5.10.10 | When Facebook decided last week to open up its members’ information to third-party websites and applications (initially forcing members to “opt-out” of something that didn’t even know was happening rather than giving them to choice to “opt-in”), everyone began to fret anew about the lack of privacy in the online world—and social networking, in particular.

The conventional wisdom in these moments says that the younger generations are the ones most at risk, since they share their lives so openly and unreservedly.

New research, however, turns that conventional wisdom on its head, revealing that, in fact, the young adults are as or more active in protecting their privacy than their older counterparts. Laura Holson reports in The New York Times that an upcoming Pew Internet & American Life Project study finds “people in their 20s exert more control over their digital reputations than older adults, more vigorously deleting unwanted posts and limiting information about themselves.”

And a University of California, Berkeley, survey finds that “more than half the young adults questioned had become more concerned about privacy than they were five years ago — mirroring the number of people their parent’s age or older with that worry.”
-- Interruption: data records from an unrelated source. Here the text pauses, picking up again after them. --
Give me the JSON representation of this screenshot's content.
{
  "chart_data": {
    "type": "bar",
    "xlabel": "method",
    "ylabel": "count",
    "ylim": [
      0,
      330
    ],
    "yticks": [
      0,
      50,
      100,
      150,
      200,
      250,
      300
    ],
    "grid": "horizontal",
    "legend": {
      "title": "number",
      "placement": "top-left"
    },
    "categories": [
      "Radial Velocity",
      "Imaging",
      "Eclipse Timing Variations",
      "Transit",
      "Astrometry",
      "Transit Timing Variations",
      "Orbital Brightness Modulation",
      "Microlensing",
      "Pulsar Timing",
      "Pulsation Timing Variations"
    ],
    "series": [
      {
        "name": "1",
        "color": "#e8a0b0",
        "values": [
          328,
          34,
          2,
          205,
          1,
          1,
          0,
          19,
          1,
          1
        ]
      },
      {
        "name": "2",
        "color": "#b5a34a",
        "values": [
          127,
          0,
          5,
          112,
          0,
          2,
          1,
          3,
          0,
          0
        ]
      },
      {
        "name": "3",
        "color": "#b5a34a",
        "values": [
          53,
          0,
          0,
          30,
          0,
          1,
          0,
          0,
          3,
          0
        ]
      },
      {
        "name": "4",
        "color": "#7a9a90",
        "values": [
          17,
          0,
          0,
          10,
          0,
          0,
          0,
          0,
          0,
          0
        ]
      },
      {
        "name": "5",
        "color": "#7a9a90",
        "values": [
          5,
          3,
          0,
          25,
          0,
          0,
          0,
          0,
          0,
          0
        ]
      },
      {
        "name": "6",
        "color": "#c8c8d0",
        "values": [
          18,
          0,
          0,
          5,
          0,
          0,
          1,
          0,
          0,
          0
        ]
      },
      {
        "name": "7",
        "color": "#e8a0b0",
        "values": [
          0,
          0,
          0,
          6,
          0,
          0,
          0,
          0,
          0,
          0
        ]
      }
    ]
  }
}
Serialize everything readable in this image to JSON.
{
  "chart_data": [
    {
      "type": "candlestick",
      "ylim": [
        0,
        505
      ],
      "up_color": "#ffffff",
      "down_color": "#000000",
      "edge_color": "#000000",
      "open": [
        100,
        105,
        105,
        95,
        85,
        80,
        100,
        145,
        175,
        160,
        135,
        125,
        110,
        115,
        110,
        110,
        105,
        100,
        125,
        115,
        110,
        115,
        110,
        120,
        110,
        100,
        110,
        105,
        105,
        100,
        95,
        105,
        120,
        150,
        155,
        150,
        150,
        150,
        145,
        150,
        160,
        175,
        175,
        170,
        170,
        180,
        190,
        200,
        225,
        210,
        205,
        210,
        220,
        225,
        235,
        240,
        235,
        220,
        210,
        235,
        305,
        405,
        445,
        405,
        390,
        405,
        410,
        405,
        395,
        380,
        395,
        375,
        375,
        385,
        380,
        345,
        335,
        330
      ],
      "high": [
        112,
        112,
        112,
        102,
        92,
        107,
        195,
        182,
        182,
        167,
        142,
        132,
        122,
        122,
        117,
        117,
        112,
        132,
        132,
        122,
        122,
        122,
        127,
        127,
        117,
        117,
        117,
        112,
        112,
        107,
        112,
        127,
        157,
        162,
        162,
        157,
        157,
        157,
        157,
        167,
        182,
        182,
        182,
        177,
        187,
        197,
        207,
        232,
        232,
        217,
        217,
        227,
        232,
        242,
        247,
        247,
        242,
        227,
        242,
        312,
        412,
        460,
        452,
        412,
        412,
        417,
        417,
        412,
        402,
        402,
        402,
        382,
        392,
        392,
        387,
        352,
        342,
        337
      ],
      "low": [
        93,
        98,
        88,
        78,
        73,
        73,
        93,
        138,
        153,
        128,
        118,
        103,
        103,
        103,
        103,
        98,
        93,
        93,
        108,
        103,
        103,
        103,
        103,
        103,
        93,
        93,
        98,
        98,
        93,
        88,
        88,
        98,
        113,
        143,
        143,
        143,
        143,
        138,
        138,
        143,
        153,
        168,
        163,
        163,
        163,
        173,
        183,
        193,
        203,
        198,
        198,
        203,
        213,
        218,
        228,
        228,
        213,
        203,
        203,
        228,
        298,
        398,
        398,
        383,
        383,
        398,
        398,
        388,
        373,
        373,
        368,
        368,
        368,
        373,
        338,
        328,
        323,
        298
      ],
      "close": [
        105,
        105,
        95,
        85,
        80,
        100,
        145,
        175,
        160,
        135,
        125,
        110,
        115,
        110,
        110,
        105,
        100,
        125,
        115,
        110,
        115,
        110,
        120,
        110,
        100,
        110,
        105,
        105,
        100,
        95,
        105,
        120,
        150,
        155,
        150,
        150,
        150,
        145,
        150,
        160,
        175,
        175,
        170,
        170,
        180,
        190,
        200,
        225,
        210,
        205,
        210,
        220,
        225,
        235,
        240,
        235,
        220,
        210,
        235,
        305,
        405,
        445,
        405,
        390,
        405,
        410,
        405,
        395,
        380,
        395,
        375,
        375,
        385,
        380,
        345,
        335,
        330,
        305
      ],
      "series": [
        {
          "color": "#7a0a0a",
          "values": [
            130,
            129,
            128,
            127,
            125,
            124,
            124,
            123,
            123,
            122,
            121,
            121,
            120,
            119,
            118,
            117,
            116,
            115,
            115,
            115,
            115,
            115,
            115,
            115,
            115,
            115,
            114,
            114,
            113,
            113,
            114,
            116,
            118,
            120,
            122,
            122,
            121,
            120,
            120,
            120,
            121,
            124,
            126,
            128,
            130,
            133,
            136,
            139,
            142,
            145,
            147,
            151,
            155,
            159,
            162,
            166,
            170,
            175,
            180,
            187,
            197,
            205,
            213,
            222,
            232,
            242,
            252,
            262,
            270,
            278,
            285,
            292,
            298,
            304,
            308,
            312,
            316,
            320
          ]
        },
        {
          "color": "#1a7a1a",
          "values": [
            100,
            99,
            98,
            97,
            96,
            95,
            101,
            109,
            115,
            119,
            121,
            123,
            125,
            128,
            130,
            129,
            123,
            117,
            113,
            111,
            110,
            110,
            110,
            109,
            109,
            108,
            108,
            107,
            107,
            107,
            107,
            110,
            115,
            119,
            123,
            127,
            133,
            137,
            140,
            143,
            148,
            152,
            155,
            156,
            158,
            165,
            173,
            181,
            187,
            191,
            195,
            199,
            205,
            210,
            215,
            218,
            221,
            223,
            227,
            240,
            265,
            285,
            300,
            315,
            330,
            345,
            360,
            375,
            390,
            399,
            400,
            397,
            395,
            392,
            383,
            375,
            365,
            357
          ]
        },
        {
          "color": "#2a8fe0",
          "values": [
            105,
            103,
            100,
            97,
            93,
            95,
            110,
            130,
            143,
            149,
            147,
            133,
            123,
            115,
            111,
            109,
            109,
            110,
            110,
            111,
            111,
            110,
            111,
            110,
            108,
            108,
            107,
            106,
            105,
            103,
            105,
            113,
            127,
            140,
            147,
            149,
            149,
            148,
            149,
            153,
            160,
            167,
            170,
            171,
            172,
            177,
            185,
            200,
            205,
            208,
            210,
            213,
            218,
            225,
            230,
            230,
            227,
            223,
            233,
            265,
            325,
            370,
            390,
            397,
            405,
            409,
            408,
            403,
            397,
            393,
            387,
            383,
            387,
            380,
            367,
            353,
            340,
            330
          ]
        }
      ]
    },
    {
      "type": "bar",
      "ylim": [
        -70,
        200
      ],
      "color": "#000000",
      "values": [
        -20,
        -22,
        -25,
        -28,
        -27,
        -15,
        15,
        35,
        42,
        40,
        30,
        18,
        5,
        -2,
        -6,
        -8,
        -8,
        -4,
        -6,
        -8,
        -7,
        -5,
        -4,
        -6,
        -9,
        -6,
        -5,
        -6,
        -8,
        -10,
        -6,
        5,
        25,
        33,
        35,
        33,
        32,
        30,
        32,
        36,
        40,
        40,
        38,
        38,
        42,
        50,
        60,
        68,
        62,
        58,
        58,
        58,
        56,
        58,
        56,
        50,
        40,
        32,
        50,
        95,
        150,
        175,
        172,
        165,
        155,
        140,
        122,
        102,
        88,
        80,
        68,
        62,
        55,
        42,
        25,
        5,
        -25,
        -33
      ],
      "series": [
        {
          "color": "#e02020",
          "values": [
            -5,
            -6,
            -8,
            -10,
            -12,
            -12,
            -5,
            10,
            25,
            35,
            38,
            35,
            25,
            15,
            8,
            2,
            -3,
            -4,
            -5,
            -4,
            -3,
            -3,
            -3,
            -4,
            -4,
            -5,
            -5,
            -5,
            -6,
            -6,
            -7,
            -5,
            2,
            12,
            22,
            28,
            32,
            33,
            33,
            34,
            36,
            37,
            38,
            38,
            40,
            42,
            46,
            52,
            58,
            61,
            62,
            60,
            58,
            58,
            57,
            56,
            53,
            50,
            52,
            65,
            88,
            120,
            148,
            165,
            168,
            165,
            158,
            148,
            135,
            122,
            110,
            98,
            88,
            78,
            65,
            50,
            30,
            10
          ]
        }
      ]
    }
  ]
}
One of the ways, Holson reveals, in which the younger generations keeps up-to-date about privacy concerns is through—you guessed it—social networking.
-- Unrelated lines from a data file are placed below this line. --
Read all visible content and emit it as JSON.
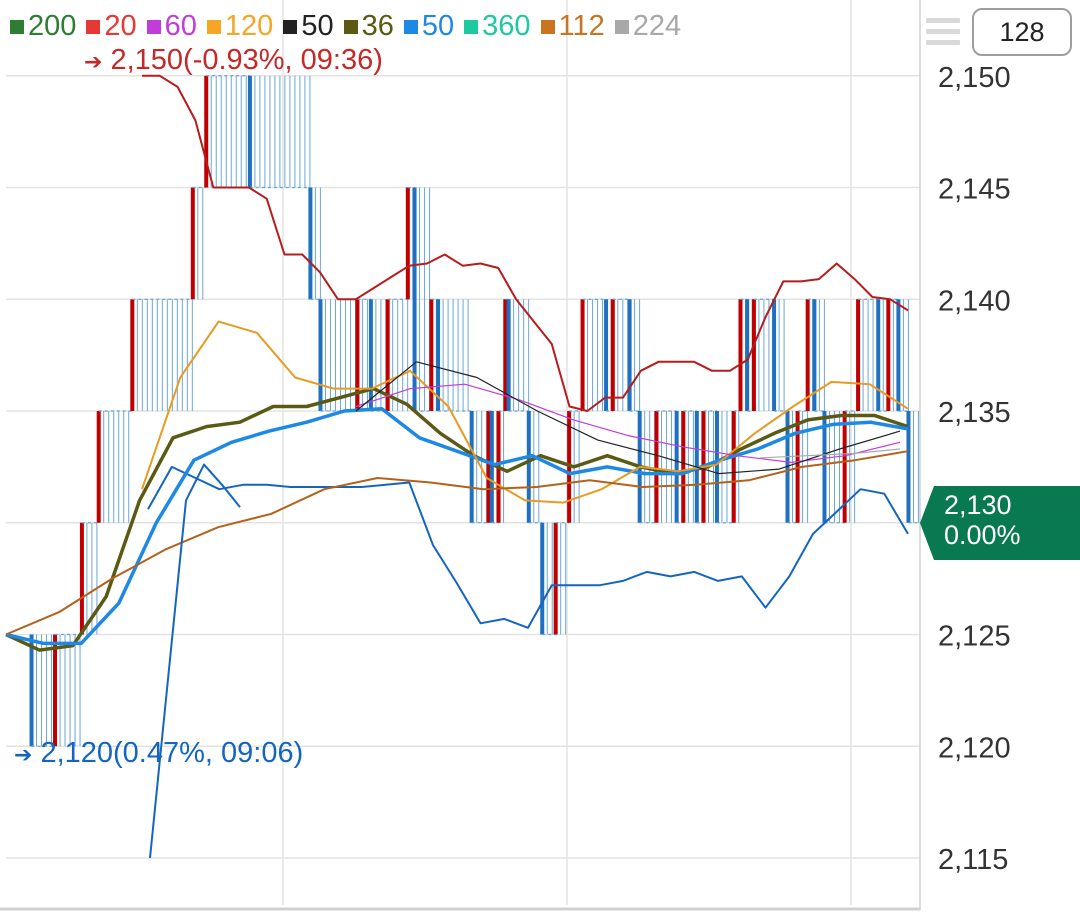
{
  "legend": [
    {
      "label": "200",
      "color": "#2e7d32"
    },
    {
      "label": "20",
      "color": "#e53935"
    },
    {
      "label": "60",
      "color": "#c13cd8"
    },
    {
      "label": "120",
      "color": "#f5a623"
    },
    {
      "label": "50",
      "color": "#222222"
    },
    {
      "label": "36",
      "color": "#5a5a14"
    },
    {
      "label": "50",
      "color": "#1e88e5"
    },
    {
      "label": "360",
      "color": "#1fc9a0"
    },
    {
      "label": "112",
      "color": "#c87420"
    },
    {
      "label": "224",
      "color": "#a8a8a8"
    }
  ],
  "high_label": "2,150(-0.93%, 09:36)",
  "low_label": "2,120(0.47%, 09:06)",
  "menu_icon": "hamburger-icon",
  "count_button": "128",
  "current_price": {
    "value": "2,130",
    "change": "0.00%"
  },
  "colors": {
    "up": "#c62828",
    "down": "#1565c0",
    "tag": "#087950"
  },
  "chart_data": {
    "type": "line",
    "title": "",
    "xlabel": "",
    "ylabel": "",
    "ylim": [
      2114,
      2151.5
    ],
    "y_ticks": [
      "2,115",
      "2,120",
      "2,125",
      "2,130",
      "2,135",
      "2,140",
      "2,145",
      "2,150"
    ],
    "grid": true,
    "n": 90,
    "ticks_series": {
      "up_index": [
        7,
        14,
        22,
        27,
        37,
        55,
        59,
        72,
        90,
        93,
        104,
        108,
        113,
        119,
        121,
        126,
        128,
        138,
        143,
        144,
        146,
        148,
        149,
        155,
        159,
        163,
        167,
        171,
        178,
        180,
        185,
        188,
        193,
        199,
        201,
        205,
        207,
        211,
        216,
        218,
        220,
        222,
        228,
        232,
        235,
        238,
        240,
        243,
        249,
        253,
        259,
        262,
        265,
        268
      ],
      "up_value": [
        2120,
        2125,
        2130,
        2135,
        2140,
        2145,
        2150,
        2145,
        2140,
        2135,
        2140,
        2135,
        2140,
        2145,
        2135,
        2140,
        2135,
        2130,
        2135,
        2130,
        2135,
        2140,
        2135,
        2130,
        2125,
        2130,
        2135,
        2140,
        2135,
        2140,
        2135,
        2130,
        2135,
        2130,
        2135,
        2130,
        2135,
        2130,
        2135,
        2140,
        2135,
        2140,
        2135,
        2130,
        2135,
        2140,
        2135,
        2130,
        2135,
        2140,
        2135,
        2140,
        2135,
        2130
      ]
    },
    "series": [
      {
        "name": "20",
        "color": "#b71c1c",
        "values": [
          2150,
          2150,
          2149.5,
          2148,
          2145,
          2145,
          2145,
          2144.5,
          2142,
          2142,
          2141.2,
          2140,
          2140,
          2140.5,
          2141,
          2141.5,
          2141.6,
          2142,
          2141.5,
          2141.6,
          2141.4,
          2140,
          2139,
          2138,
          2135.2,
          2135,
          2135.6,
          2135.6,
          2136.8,
          2137.2,
          2137.2,
          2137.2,
          2136.8,
          2136.8,
          2137.3,
          2139.2,
          2140.8,
          2140.8,
          2140.9,
          2141.6,
          2140.9,
          2140.1,
          2140,
          2139.5
        ]
      },
      {
        "name": "50",
        "color": "#1565c0",
        "values": [
          2130.6,
          2132.5,
          2132,
          2131.5,
          2131.7,
          2131.7,
          2131.6,
          2131.6,
          2131.6,
          2131.6,
          2131.7,
          2131.8,
          2129,
          2127.3,
          2125.5,
          2125.7,
          2125.3,
          2127.2,
          2127.2,
          2127.2,
          2127.4,
          2127.8,
          2127.6,
          2127.8,
          2127.4,
          2127.6,
          2126.2,
          2127.6,
          2129.5,
          2130.5,
          2131.5,
          2131.3,
          2129.5
        ]
      },
      {
        "name": "36",
        "color": "#5a5a14",
        "values": [
          2125,
          2124.3,
          2124.5,
          2126.7,
          2131,
          2133.8,
          2134.3,
          2134.5,
          2135.2,
          2135.2,
          2135.6,
          2136,
          2135.3,
          2134,
          2133,
          2132.3,
          2133,
          2132.5,
          2133,
          2132.5,
          2132.2,
          2132.5,
          2133.3,
          2134,
          2134.6,
          2134.8,
          2134.8,
          2134.3
        ]
      },
      {
        "name": "50",
        "color": "#1e88e5",
        "values": [
          2125,
          2124.6,
          2124.6,
          2126.4,
          2130,
          2132.8,
          2133.6,
          2134.1,
          2134.5,
          2135,
          2135.1,
          2133.8,
          2133.2,
          2132.6,
          2133,
          2132.2,
          2132.5,
          2132.2,
          2132.2,
          2132.8,
          2133.3,
          2134,
          2134.4,
          2134.5,
          2134.2
        ]
      },
      {
        "name": "120",
        "color": "#e89b20",
        "values": [
          2131.5,
          2136.5,
          2139,
          2138.5,
          2136.5,
          2136,
          2136,
          2136.8,
          2135.2,
          2132,
          2131,
          2130.9,
          2131.5,
          2132.5,
          2132.3,
          2132.6,
          2134,
          2135.2,
          2136.3,
          2136.2,
          2135.1
        ]
      },
      {
        "name": "112",
        "color": "#b4621a",
        "values": [
          2125,
          2126,
          2127.5,
          2128.8,
          2129.8,
          2130.4,
          2131.5,
          2132,
          2131.8,
          2131.5,
          2131.6,
          2131.9,
          2131.6,
          2131.7,
          2131.9,
          2132.5,
          2132.8,
          2133.2
        ]
      },
      {
        "name": "60",
        "color": "#c13cd8",
        "values": [
          2135.2,
          2136,
          2136.2,
          2135.5,
          2134.6,
          2133.9,
          2133.4,
          2133,
          2132.7,
          2133,
          2133.6
        ]
      },
      {
        "name": "50",
        "color": "#222222",
        "values": [
          2135,
          2137.2,
          2136.5,
          2135,
          2133.7,
          2133,
          2132.2,
          2132.4,
          2133.3,
          2134.1
        ]
      },
      {
        "name": "224",
        "color": "#a8a8a8",
        "values": [
          2132.9,
          2133,
          2133.1,
          2133.3
        ]
      },
      {
        "name": "",
        "color": "#1565c0",
        "values": [
          2115,
          2123,
          2131,
          2132.6,
          2131.7,
          2130.7
        ]
      }
    ]
  }
}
Sarah Perez at ReadWriteWeb picks up on this when she takes Consumers Reports to task for its own recent study about how social networking user are “oversharing” and endangering their own privacy.

The recommendations, writes Perez, while reasonable in many cases, shift too much of the blame and responsibility for the dangers onto social networking users: “It’s not just the users themselves who are to blame for this ‘risky’ online behavior. The networks have been created so that risk is a factor built into every sharing feature. Facebook especially is now exploiting its earlier, implicit agreement between itself and its users so that people are publicly sharing what they think is private information.”

In other words, it’s not the act of social networking itself that is the problem; it’s the attempt to profit off of social networking that has caused social networking providers to take risk with their users’ information. The Electronic Frontier Foundation traces this tendency in its timeline of “Facebook’s Eroding Privacy Policy.”

And it’s clear that the frequent fluctuations in privacy policy have caused many younger users to adopt a more cautious approach to what they share online. As Sam Jackson, a junior at Yale University, tells The Times: “I am much more self-censoring. I’ll try to be honest and forthright, but I am conscious now who I am talking to.”